Turkey approves plans for controversial Istanbul canal

Turkey approves plans for controversial Istanbul canal
The canal will help prevent Suez-like accidents, Environment Minister Murat Kurum said.
2 min read
28 March, 2021
The canal has an estimated cost of more than $9 billion [Getty]
Turkey has approved development plans for a huge canal in Istanbul, Environment Minister Murat Kurum said on Saturday despite continued objections from environmental campaigners and oppositon figures.

The Kanal Istanbul project will ease pressure on the Bosphorus strait and help prevent accidents such as the ship-blockage at the Suez Canal this week, Kurum claimed.

The $9.2-billion mega-project was first proposed by President Recep Tayyip Erdogan in 2011 but not officially approved by the environment ministry until last year.

The 28-mile long canal will effectively make large parts of Istanbul, Turkey's largest city, into an island.

It is intended as an alternative to the Bosphorus, one of the world's busiest shipping routes.

The Bosphorus strait carries three times more ships annually than the Suez Canal.

But the proposal has been the target of much opposition from environmental campaigners who claim the canal will deplete and pollute Istanbul's water resources.

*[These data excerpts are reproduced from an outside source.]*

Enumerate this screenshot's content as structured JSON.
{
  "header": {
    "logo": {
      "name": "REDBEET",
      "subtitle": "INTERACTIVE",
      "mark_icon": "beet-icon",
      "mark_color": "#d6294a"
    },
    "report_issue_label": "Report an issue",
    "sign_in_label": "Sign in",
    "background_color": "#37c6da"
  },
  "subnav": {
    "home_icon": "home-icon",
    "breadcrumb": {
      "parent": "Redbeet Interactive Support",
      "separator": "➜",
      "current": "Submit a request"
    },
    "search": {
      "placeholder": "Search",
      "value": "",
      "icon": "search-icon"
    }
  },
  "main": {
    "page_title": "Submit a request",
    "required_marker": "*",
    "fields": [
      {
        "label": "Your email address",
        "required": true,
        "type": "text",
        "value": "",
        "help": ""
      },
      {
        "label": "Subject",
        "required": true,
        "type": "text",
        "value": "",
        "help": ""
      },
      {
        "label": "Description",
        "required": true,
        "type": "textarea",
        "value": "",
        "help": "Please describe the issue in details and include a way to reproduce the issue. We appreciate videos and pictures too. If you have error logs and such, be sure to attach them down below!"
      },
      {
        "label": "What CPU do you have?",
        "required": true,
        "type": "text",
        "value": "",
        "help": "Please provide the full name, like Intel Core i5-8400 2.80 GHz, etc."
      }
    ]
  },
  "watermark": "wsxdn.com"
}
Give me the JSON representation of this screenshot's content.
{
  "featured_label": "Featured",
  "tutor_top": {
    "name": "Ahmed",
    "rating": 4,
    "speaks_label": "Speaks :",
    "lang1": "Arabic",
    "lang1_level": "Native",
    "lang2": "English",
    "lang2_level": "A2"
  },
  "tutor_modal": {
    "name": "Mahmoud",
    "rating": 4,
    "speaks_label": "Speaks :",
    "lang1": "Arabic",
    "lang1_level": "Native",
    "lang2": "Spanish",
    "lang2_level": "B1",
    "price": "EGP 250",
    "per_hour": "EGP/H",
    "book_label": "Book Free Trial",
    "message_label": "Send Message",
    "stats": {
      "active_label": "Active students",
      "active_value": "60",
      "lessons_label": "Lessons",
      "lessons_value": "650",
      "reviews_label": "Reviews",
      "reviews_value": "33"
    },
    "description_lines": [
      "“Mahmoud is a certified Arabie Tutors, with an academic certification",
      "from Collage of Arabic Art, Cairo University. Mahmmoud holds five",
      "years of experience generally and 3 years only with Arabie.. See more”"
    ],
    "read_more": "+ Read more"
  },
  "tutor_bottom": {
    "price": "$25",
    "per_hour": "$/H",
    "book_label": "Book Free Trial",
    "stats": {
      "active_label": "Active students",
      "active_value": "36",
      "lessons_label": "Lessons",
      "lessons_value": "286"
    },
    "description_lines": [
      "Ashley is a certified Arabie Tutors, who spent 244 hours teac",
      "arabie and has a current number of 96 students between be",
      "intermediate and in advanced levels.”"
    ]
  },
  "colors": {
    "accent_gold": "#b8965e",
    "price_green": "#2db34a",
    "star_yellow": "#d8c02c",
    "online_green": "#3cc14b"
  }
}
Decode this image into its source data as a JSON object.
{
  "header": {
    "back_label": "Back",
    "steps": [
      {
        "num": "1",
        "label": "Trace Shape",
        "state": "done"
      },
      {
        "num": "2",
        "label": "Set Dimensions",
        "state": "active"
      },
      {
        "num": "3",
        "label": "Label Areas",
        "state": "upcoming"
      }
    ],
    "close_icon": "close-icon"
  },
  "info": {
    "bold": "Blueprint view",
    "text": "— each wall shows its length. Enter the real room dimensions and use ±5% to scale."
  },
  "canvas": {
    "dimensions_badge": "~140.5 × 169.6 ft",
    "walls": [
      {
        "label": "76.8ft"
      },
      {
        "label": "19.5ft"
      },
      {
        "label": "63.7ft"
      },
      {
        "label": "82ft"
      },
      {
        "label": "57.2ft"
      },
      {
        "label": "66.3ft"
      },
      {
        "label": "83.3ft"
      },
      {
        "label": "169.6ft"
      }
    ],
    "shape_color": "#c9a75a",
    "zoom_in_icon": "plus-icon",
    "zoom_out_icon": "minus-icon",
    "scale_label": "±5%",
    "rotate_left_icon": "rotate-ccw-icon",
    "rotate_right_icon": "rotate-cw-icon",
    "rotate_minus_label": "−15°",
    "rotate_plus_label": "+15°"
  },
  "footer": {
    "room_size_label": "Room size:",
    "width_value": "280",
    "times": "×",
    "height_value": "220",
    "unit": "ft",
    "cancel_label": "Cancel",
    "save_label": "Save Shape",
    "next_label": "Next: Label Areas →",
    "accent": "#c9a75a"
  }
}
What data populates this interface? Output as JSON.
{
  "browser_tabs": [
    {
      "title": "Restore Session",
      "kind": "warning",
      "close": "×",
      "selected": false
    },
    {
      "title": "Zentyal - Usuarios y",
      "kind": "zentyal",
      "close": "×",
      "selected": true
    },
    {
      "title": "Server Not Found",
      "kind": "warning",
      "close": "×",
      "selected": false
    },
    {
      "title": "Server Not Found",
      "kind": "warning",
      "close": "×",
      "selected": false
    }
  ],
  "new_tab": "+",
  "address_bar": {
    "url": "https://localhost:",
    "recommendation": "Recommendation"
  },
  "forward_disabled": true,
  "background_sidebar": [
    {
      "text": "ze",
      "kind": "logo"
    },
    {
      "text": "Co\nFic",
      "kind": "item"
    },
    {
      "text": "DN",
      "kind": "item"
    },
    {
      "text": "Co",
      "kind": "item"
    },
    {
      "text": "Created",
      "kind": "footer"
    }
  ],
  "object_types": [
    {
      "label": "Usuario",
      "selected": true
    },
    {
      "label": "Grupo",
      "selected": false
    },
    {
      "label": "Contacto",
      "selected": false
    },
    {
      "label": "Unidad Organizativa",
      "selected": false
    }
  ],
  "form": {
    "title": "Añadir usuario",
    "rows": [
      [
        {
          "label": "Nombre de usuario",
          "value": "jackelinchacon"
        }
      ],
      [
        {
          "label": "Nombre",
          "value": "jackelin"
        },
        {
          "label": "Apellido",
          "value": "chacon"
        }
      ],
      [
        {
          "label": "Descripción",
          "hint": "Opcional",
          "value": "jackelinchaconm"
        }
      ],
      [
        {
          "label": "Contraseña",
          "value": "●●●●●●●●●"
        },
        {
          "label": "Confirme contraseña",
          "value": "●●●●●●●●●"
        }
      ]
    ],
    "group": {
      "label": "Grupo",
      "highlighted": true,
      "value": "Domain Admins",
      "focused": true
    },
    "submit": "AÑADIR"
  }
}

Environmentalists also say the canal will deprive Istanbul of vital green space and cause overcrowding in the already densely populated city, while oceanographers have raised fears the canal could cause disaster by depleting oxygen levels in the Marmara Sea.

Opposition politicians and groups have also criticised the costly project.

Ekrem Imamoglu, the opposition mayor of Istanbul, has been one of the harshest critics, calling the decision to green-light the project during the coronavirus pandemic "mind-boggling".

The billions used to finance the canal could better be spent in preparing earthquake-prone Istanbul for future quakes, Imamoglu has said.